Anxious over things still to come, my mum had gone with me for moral support. Her presence proved to be both blessing and curse in equal measure: she fretted too much, complained too often, and her initial insistence at reading the map drove me to take it from her and hold it beyond her reach. She’d been to London so many times before I assumed she had a passing knowledge of its layout but I’d apparently assumed wrongly. Her first attempts at reading directions had her looking at the name of our destination and those of the connecting roads and asking anyone we saw–commuters, cleaners–if they knew where we should go. That’s how we became lost in Swanksville, stepping around homeless folk sleeping in the awnings of shops selling diamonds (this image seems too pat to be truthful; I assure you it’s no lie). While I’m not great with maps myself, for all its nooks and diversions London’s quick to help tourists on their way with road names clearly emblazoned on street corners, and a sort of inter-meshed logic where bus stops, underground stations and streets with like names are all clustered close to one another. If you can find one of these with the name you’re looking for, the others are never far away.

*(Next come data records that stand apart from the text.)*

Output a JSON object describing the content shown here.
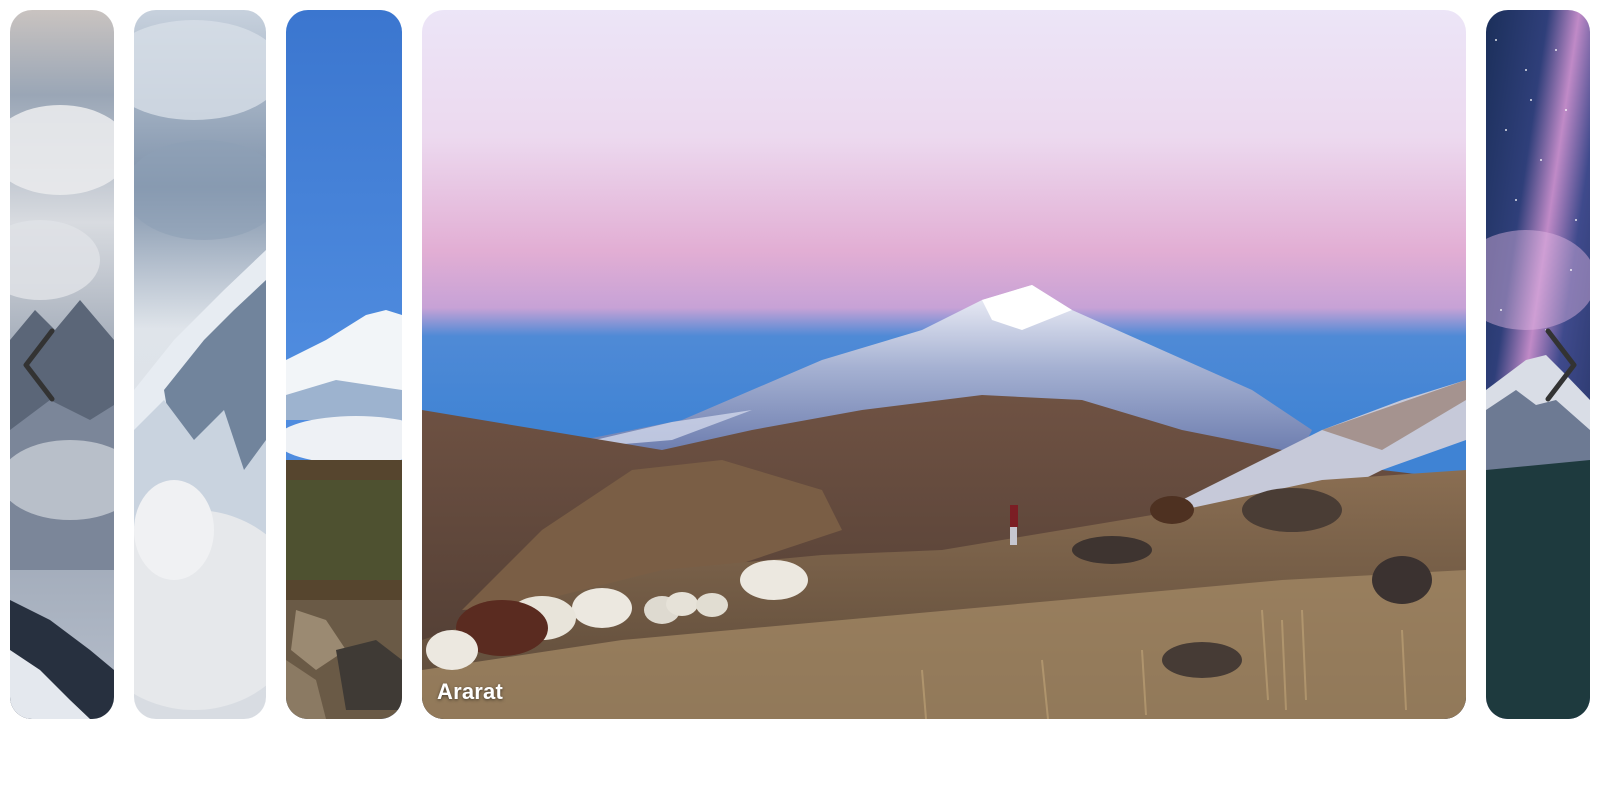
{
  "gallery": {
    "active_caption": "Ararat",
    "slides": [
      {
        "icon": "mountain-clouds-image"
      },
      {
        "icon": "snowy-peak-image"
      },
      {
        "icon": "blue-sky-summit-image"
      },
      {
        "icon": "ararat-image"
      },
      {
        "icon": "milky-way-mountain-image"
      }
    ]
  },
  "nav": {
    "prev_icon": "chevron-left-icon",
    "next_icon": "chevron-right-icon"
  },
  "colors": {
    "background": "#ffffff",
    "caption": "#ffffff",
    "nav_arrow": "#333333"
  }
}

Making our way past Oxford Circus and up to Tottenham Court Road, people streamed thicker and faster, and in both directions. A lot of construction work was underway, damming side streets and forcing the commuters into single file. This wasn’t a problem yet, but as the day continued they’d bundle together into massive jostling clumps, like shoelaces pulled through eyes so narrow as to scrape the fibres back into frizzy frays. Between them and the omnipresent taxi lines they’d choke the streets, but at the moment everything was still civil and we walked on unimpeded.

I dissuaded my mum from using the tube station toilets (“You complained about the Megabus toilets; I can assure you these will be much worse.”) and as we walked to McDonald’s and lavatorial salvation I examined and dissected the commuting Londoner, and drew my own conclusions.